VATICAN CITY, 24 MAR 2009 (VIS) - During his return to Rome, following his apostolic visit to Cameroon and Angola, Benedict XVI again made remarks to journalists accompanying him on the flight.

   The Holy Father said that during the course of his visit he had been particularly impressed by "this almost exuberant cordiality, this delight, of a rejoicing Africa. I felt they saw in the Pope ... the personification of the fact that we are the children and the family of God.
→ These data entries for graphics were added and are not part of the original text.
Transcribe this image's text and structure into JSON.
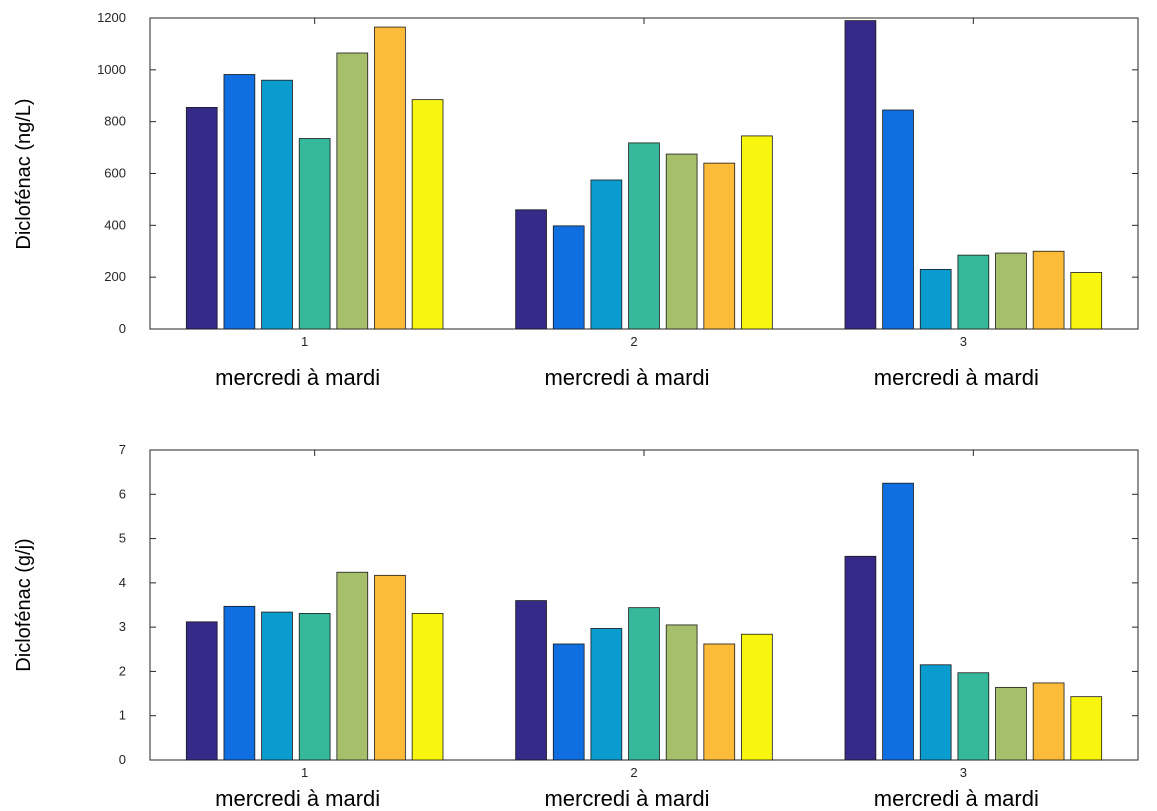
{
  "chart_data": [
    {
      "type": "bar",
      "categories": [
        "1",
        "2",
        "3"
      ],
      "category_labels": [
        "mercredi à mardi",
        "mercredi à mardi",
        "mercredi à mardi"
      ],
      "series_colors": [
        "#352a87",
        "#0f6ee0",
        "#0b9ccf",
        "#36b89a",
        "#a5bf6a",
        "#fdbb3a",
        "#f8f50f"
      ],
      "series": [
        {
          "values": [
            855,
            460,
            1190
          ]
        },
        {
          "values": [
            982,
            398,
            845
          ]
        },
        {
          "values": [
            960,
            575,
            230
          ]
        },
        {
          "values": [
            735,
            718,
            285
          ]
        },
        {
          "values": [
            1065,
            675,
            293
          ]
        },
        {
          "values": [
            1165,
            640,
            300
          ]
        },
        {
          "values": [
            885,
            745,
            218
          ]
        }
      ],
      "title": "",
      "xlabel": "",
      "ylabel": "Diclofénac (ng/L)",
      "ylim": [
        0,
        1200
      ],
      "yticks": [
        0,
        200,
        400,
        600,
        800,
        1000,
        1200
      ],
      "grid": false,
      "legend": "none"
    },
    {
      "type": "bar",
      "categories": [
        "1",
        "2",
        "3"
      ],
      "category_labels": [
        "mercredi à mardi",
        "mercredi à mardi",
        "mercredi à mardi"
      ],
      "series_colors": [
        "#352a87",
        "#0f6ee0",
        "#0b9ccf",
        "#36b89a",
        "#a5bf6a",
        "#fdbb3a",
        "#f8f50f"
      ],
      "series": [
        {
          "values": [
            3.12,
            3.6,
            4.6
          ]
        },
        {
          "values": [
            3.47,
            2.62,
            6.25
          ]
        },
        {
          "values": [
            3.34,
            2.97,
            2.15
          ]
        },
        {
          "values": [
            3.31,
            3.44,
            1.97
          ]
        },
        {
          "values": [
            4.24,
            3.05,
            1.64
          ]
        },
        {
          "values": [
            4.17,
            2.62,
            1.74
          ]
        },
        {
          "values": [
            3.31,
            2.84,
            1.43
          ]
        }
      ],
      "title": "",
      "xlabel": "",
      "ylabel": "Diclofénac (g/j)",
      "ylim": [
        0,
        7
      ],
      "yticks": [
        0,
        1,
        2,
        3,
        4,
        5,
        6,
        7
      ],
      "grid": false,
      "legend": "none"
    }
  ]
}
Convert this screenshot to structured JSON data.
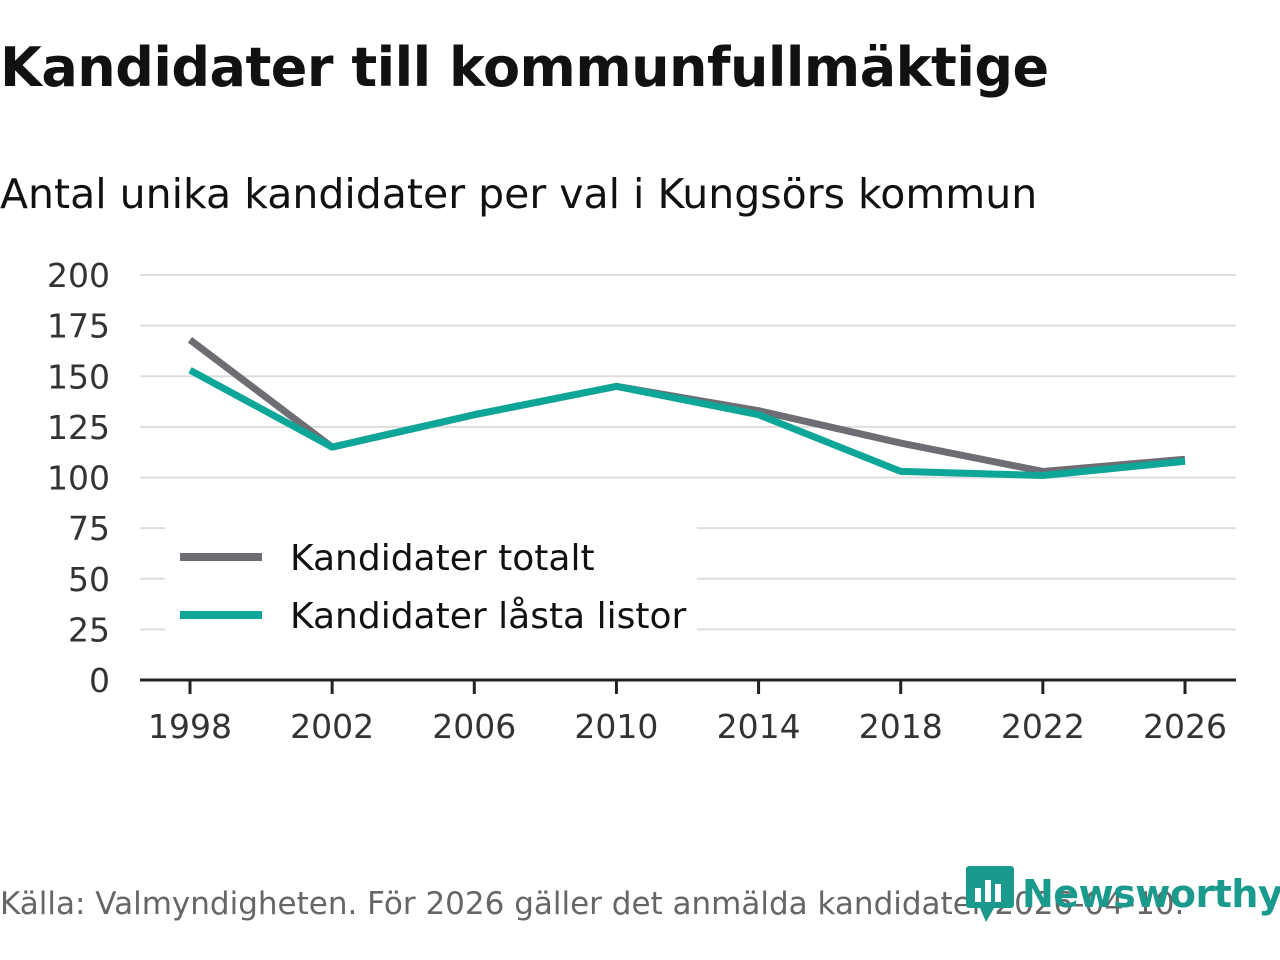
{
  "title": "Kandidater till kommunfullmäktige",
  "subtitle": "Antal unika kandidater per val i Kungsörs kommun",
  "source": "Källa: Valmyndigheten. För 2026 gäller det anmälda kandidater 2026-04-10.",
  "brand": {
    "name": "Newsworthy",
    "icon": "newsworthy-logo-icon"
  },
  "colors": {
    "totalt": "#6d6d73",
    "lasta": "#0ea699",
    "grid": "#dddddd",
    "axis": "#222222",
    "brand": "#1a9a8c"
  },
  "chart_data": {
    "type": "line",
    "x": [
      1998,
      2002,
      2006,
      2010,
      2014,
      2018,
      2022,
      2026
    ],
    "xticks": [
      "1998",
      "2002",
      "2006",
      "2010",
      "2014",
      "2018",
      "2022",
      "2026"
    ],
    "yticks": [
      "0",
      "25",
      "50",
      "75",
      "100",
      "125",
      "150",
      "175",
      "200"
    ],
    "ylim": [
      0,
      200
    ],
    "xlabel": "",
    "ylabel": "",
    "grid": true,
    "legend_position": "bottom-left",
    "series": [
      {
        "name": "Kandidater totalt",
        "values": [
          168,
          115,
          131,
          145,
          133,
          117,
          103,
          109
        ]
      },
      {
        "name": "Kandidater låsta listor",
        "values": [
          153,
          115,
          131,
          145,
          131,
          103,
          101,
          108
        ]
      }
    ]
  }
}
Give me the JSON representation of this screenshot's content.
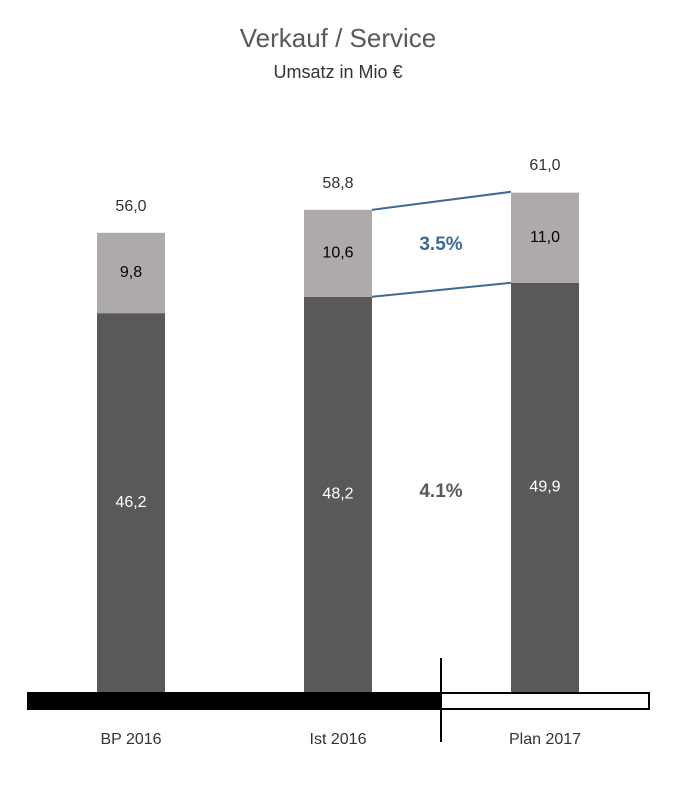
{
  "chart_data": {
    "type": "stacked-bar",
    "title": "Verkauf / Service",
    "subtitle": "Umsatz in Mio €",
    "categories": [
      "BP 2016",
      "Ist 2016",
      "Plan 2017"
    ],
    "series": [
      {
        "color": "#595959",
        "values": [
          46.2,
          48.2,
          49.9
        ],
        "value_labels": [
          "46,2",
          "48,2",
          "49,9"
        ]
      },
      {
        "color": "#aeaaaa",
        "values": [
          9.8,
          10.6,
          11.0
        ],
        "value_labels": [
          "9,8",
          "10,6",
          "11,0"
        ]
      }
    ],
    "totals": [
      56.0,
      58.8,
      61.0
    ],
    "total_labels": [
      "56,0",
      "58,8",
      "61,0"
    ],
    "annotations": [
      {
        "text": "3.5%",
        "color": "#3e6a94"
      },
      {
        "text": "4.1%",
        "color": "#595959"
      }
    ]
  }
}
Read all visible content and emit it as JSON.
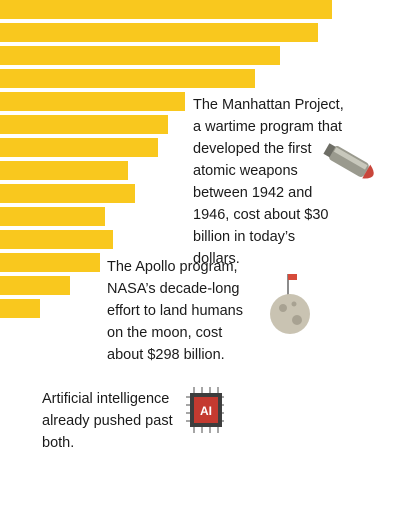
{
  "paragraphs": [
    {
      "lines": [
        "The Manhattan Project,",
        "a wartime program that",
        "developed the first",
        "atomic weapons",
        "between 1942 and",
        "1946, cost about $30",
        "billion in today’s",
        "dollars."
      ]
    },
    {
      "lines": [
        "The Apollo program,",
        "NASA’s decade-long",
        "effort to land humans",
        "on the moon, cost",
        "about $298 billion."
      ]
    },
    {
      "lines": [
        "Artificial intelligence",
        "already pushed past",
        "both."
      ]
    }
  ]
}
This family exists and we, with all our limitations, are part of it, and God is with us. ... I was also moved by the spirit of meditative absorption in liturgy, the powerful sense of the sacred; in the liturgies there was no self-presentation of groups, no self-animation, but the presence of the sacred, of God Himself; even the movements were always movements of respect and awareness of the divine presence".

   He went on: "I was also profoundly affected by the death of two girls during the stampede of people entering the Stadio dos Coqueiros, on Saturday. I prayed, and continue to pray, for them. ... All of us pray and hope that in the future things may be organised in such a way that this does not happen again".

   "I conserve a special memory", the Holy Father continued, "of the Cardinal Leger Centre. It touched my heart to see a world of so much suffering, all the suffering, sadness and poverty of human existence; but also to see how State and Church work together to help those who suffer. ... It is, I believe, evident that by helping the suffering man becomes more human, the world becomes more human".

   Finally Benedict XVI mentioned the publication of the "Instrumentum laboris" for the forthcoming Synod for Africa. "On the afternoon of St. Joseph's Day", he said, "I met with members of the Special Council for Africa, twelve bishops who spoke to me of the situation in their local Churches, their proposals, their expectations. Thus there emerged a detailed picture of the situation of the Church in Africa, how she moves, how she suffers, what she does, what are her hopes, her problems. There is much I could say, for example the Church in South Africa, which has gone through a difficult but substantially successful experience of reconciliation, now uses her experiences in an attempt at reconciliation in Burundi, and she seeks to do something similar, though facing enormous difficulties, in Zimbabwe".